No doubt his partner on and off the screen could be credited with a great deal of the joy he had known for the last fifty-two years. Dale Evans was an energetic beauty who had captured his heart in 1946 and had been his constant through triumphs and trials.

"We both respect the other's desires," he once told reporters. "Dale knows what makes me tick.... I would be less of a man without her." The couple shared a deep love of children and family. Volume upon volume of books could be written about the life-changing effects they had on hurting and ill children languishing in hospital rooms and orphanages. A visit from the Rogerses lifted hearts and spirits of youngsters convinced they were alone and without hope. Such an impact prompted many physicians and hospital staff to refer to the pair as great humanitarians.

An American flag flapping in the breeze outside Roy's window caught his eye, perhaps reminding him of his love for his country. Throughout his career he had expressed his appreciation to be living in freedom and for the men and women who fought to make that possible. During World War II Roy had done his part to support the United States. Classified as 4-A and prohibited from joining the military, Roy supported the troops by participating in countless USO shows and selling millions of dollars' worth of war bonds.

Roy closed his eyes, the sound of the flag popping in the wind lulling him to sleep. It was 4:15 a.m., July 6,1998. He took a breath. The slow expansion of his lungs was accompanied by a deep sigh, and then he slipped quickly from this world.

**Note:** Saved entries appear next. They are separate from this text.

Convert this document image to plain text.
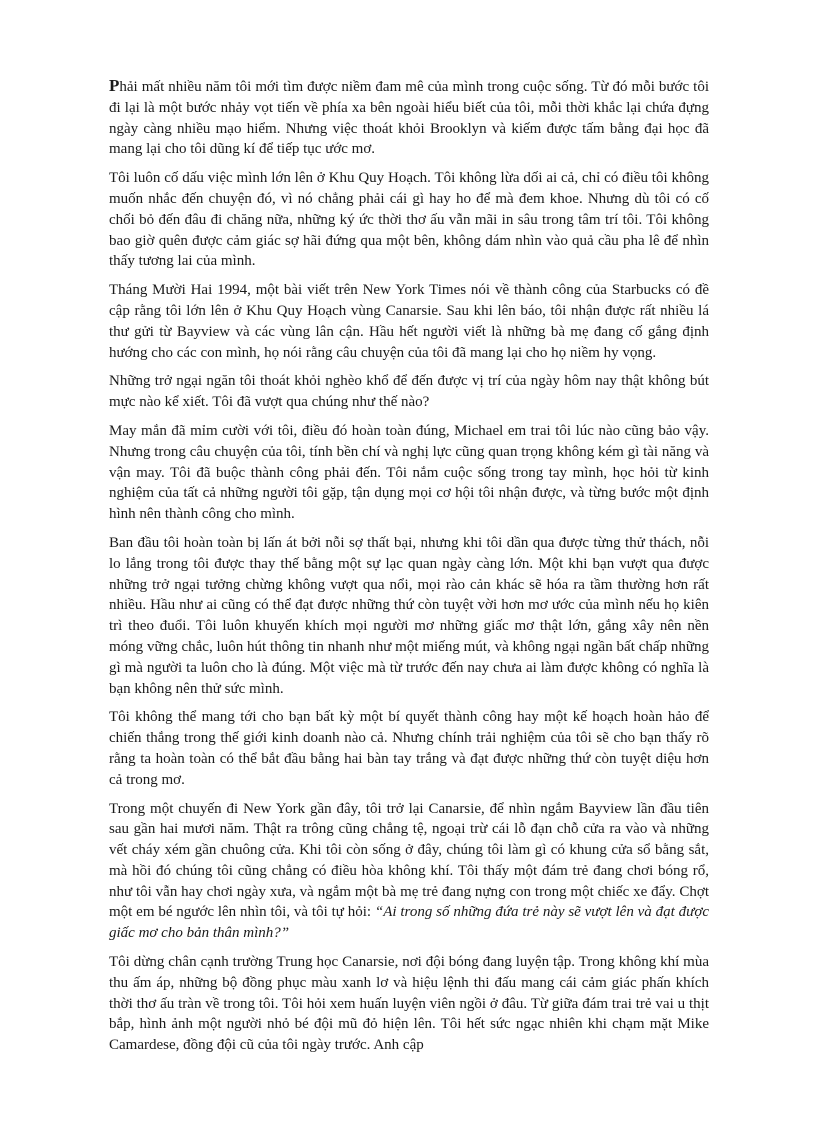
Phải mất nhiều năm tôi mới tìm được niềm đam mê của mình trong cuộc sống. Từ đó mỗi bước tôi đi lại là một bước nhảy vọt tiến về phía xa bên ngoài hiểu biết của tôi, mỗi thời khắc lại chứa đựng ngày càng nhiều mạo hiểm. Nhưng việc thoát khỏi Brooklyn và kiếm được tấm bằng đại học đã mang lại cho tôi dũng kí để tiếp tục ước mơ.

Tôi luôn cố dấu việc mình lớn lên ở Khu Quy Hoạch. Tôi không lừa dối ai cả, chỉ có điều tôi không muốn nhắc đến chuyện đó, vì nó chẳng phải cái gì hay ho để mà đem khoe. Nhưng dù tôi có cố chối bỏ đến đâu đi chăng nữa, những ký ức thời thơ ấu vẫn mãi in sâu trong tâm trí tôi. Tôi không bao giờ quên được cảm giác sợ hãi đứng qua một bên, không dám nhìn vào quả cầu pha lê để nhìn thấy tương lai của mình.

Tháng Mười Hai 1994, một bài viết trên New York Times nói về thành công của Starbucks có đề cập rằng tôi lớn lên ở Khu Quy Hoạch vùng Canarsie. Sau khi lên báo, tôi nhận được rất nhiều lá thư gửi từ Bayview và các vùng lân cận. Hầu hết người viết là những bà mẹ đang cố gắng định hướng cho các con mình, họ nói rằng câu chuyện của tôi đã mang lại cho họ niềm hy vọng.

Những trở ngại ngăn tôi thoát khỏi nghèo khổ để đến được vị trí của ngày hôm nay thật không bút mực nào kể xiết. Tôi đã vượt qua chúng như thế nào?

May mắn đã mỉm cười với tôi, điều đó hoàn toàn đúng, Michael em trai tôi lúc nào cũng bảo vậy. Nhưng trong câu chuyện của tôi, tính bền chí và nghị lực cũng quan trọng không kém gì tài năng và vận may. Tôi đã buộc thành công phải đến. Tôi nắm cuộc sống trong tay mình, học hỏi từ kinh nghiệm của tất cả những người tôi gặp, tận dụng mọi cơ hội tôi nhận được, và từng bước một định hình nên thành công cho mình.

Ban đầu tôi hoàn toàn bị lấn át bởi nỗi sợ thất bại, nhưng khi tôi dần qua được từng thử thách, nỗi lo lắng trong tôi được thay thế bằng một sự lạc quan ngày càng lớn. Một khi bạn vượt qua được những trở ngại tưởng chừng không vượt qua nổi, mọi rào cản khác sẽ hóa ra tầm thường hơn rất nhiều. Hầu như ai cũng có thể đạt được những thứ còn tuyệt vời hơn mơ ước của mình nếu họ kiên trì theo đuổi. Tôi luôn khuyến khích mọi người mơ những giấc mơ thật lớn, gắng xây nên nền móng vững chắc, luôn hút thông tin nhanh như một miếng mút, và không ngại ngần bất chấp những gì mà người ta luôn cho là đúng. Một việc mà từ trước đến nay chưa ai làm được không có nghĩa là bạn không nên thử sức mình.

Tôi không thể mang tới cho bạn bất kỳ một bí quyết thành công hay một kế hoạch hoàn hảo để chiến thắng trong thế giới kinh doanh nào cả. Nhưng chính trải nghiệm của tôi sẽ cho bạn thấy rõ rằng ta hoàn toàn có thể bắt đầu bằng hai bàn tay trắng và đạt được những thứ còn tuyệt diệu hơn cả trong mơ.

Trong một chuyến đi New York gần đây, tôi trở lại Canarsie, để nhìn ngắm Bayview lần đầu tiên sau gần hai mươi năm. Thật ra trông cũng chẳng tệ, ngoại trừ cái lỗ đạn chỗ cửa ra vào và những vết cháy xém gần chuông cửa. Khi tôi còn sống ở đây, chúng tôi làm gì có khung cửa sổ bằng sắt, mà hồi đó chúng tôi cũng chẳng có điều hòa không khí. Tôi thấy một đám trẻ đang chơi bóng rổ, như tôi vẫn hay chơi ngày xưa, và ngắm một bà mẹ trẻ đang nựng con trong một chiếc xe đẩy. Chợt một em bé ngước lên nhìn tôi, và tôi tự hỏi: “Ai trong số những đứa trẻ này sẽ vượt lên và đạt được giấc mơ cho bản thân mình?”

Tôi dừng chân cạnh trường Trung học Canarsie, nơi đội bóng đang luyện tập. Trong không khí mùa thu ấm áp, những bộ đồng phục màu xanh lơ và hiệu lệnh thi đấu mang cái cảm giác phấn khích thời thơ ấu tràn về trong tôi. Tôi hỏi xem huấn luyện viên ngồi ở đâu. Từ giữa đám trai trẻ vai u thịt bắp, hình ảnh một người nhỏ bé đội mũ đỏ hiện lên. Tôi hết sức ngạc nhiên khi chạm mặt Mike Camardese, đồng đội cũ của tôi ngày trước. Anh cập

Network and cable news stations announced the death of Roy Rogers around the clock. Documentaries about the cowboy, as well as his films, were broadcast continually. Extra editions of newspapers, featuring articles about his life and passing, were printed in cities and towns across his home state of Ohio and in Victorville, California.

In Rogers's memory California state senators and assemblymen adjourned for the day and flags were hung at half staff.

Within the first twenty-four hours after Roy Rogers died of congestive heart failure, the Roy Rogers-Dale Evans Museum received more than five thousand e-mails from fans around the world. Flowers flooded the lobby of the building, and mourners from as far away as Ireland came to pay their respects. Foreign dignitaries and U.S. politicians expressed their sorrow over Roy's death—making personal statements about the cowboy in interviews. Said President Bill Clinton, "I really appreciate what he stood for, the movies he made and the kind of values they embodied." Ronald Reagan added, "Rogers was a true American icon who delighted millions with his incredible ability to perform. Hollywood and the world will miss the talents of this legendary cowboy."

The halls of the Church of the Valley in Apple Valley, California, were filled to overflowing with sad followers of the King of the Cowboys. Roy "Dusty" Rogers Jr. spoke to those gathered at the public service and encouraged them to "look back on my father's career as a celebration of his life." As the mourners filed out of the sanctuary, they paused to comment on the life of the western star.

"He was more than a hero—he was everybody's friend," said fan Lorene Koch.

"He was the quintessential community icon," noted Bruce Williams, Apple Valley town manager.

At a private ceremony at Sunset Hills Memorial Park in Apple Valley, Roy's family and close friends stood around the grave site. Dale Evans, bound to a wheelchair since suffering a stroke, was led to her husband's casket, which was covered with red carnations. Her face was wet with tears as she added another flower to the mix.

Members of the Sons of the Pioneers sang "Amazing Grace" as Roy and Dale's children looked on, sobbing. A hush then fell over the grounds. The only sound that could be heard was the jingling spurs on the boots of the cowboys in attendance, and the snorting of a posse of horses nearby.

Butterflies drifted in and out of the pitches of light and shade of the lowering sun. The horizon range grew darker, tinted with rose and gold. It was the general consensus there that sunsets in Apple Valley would be even more spectacular now that Roy Rogers was a part of their beauty.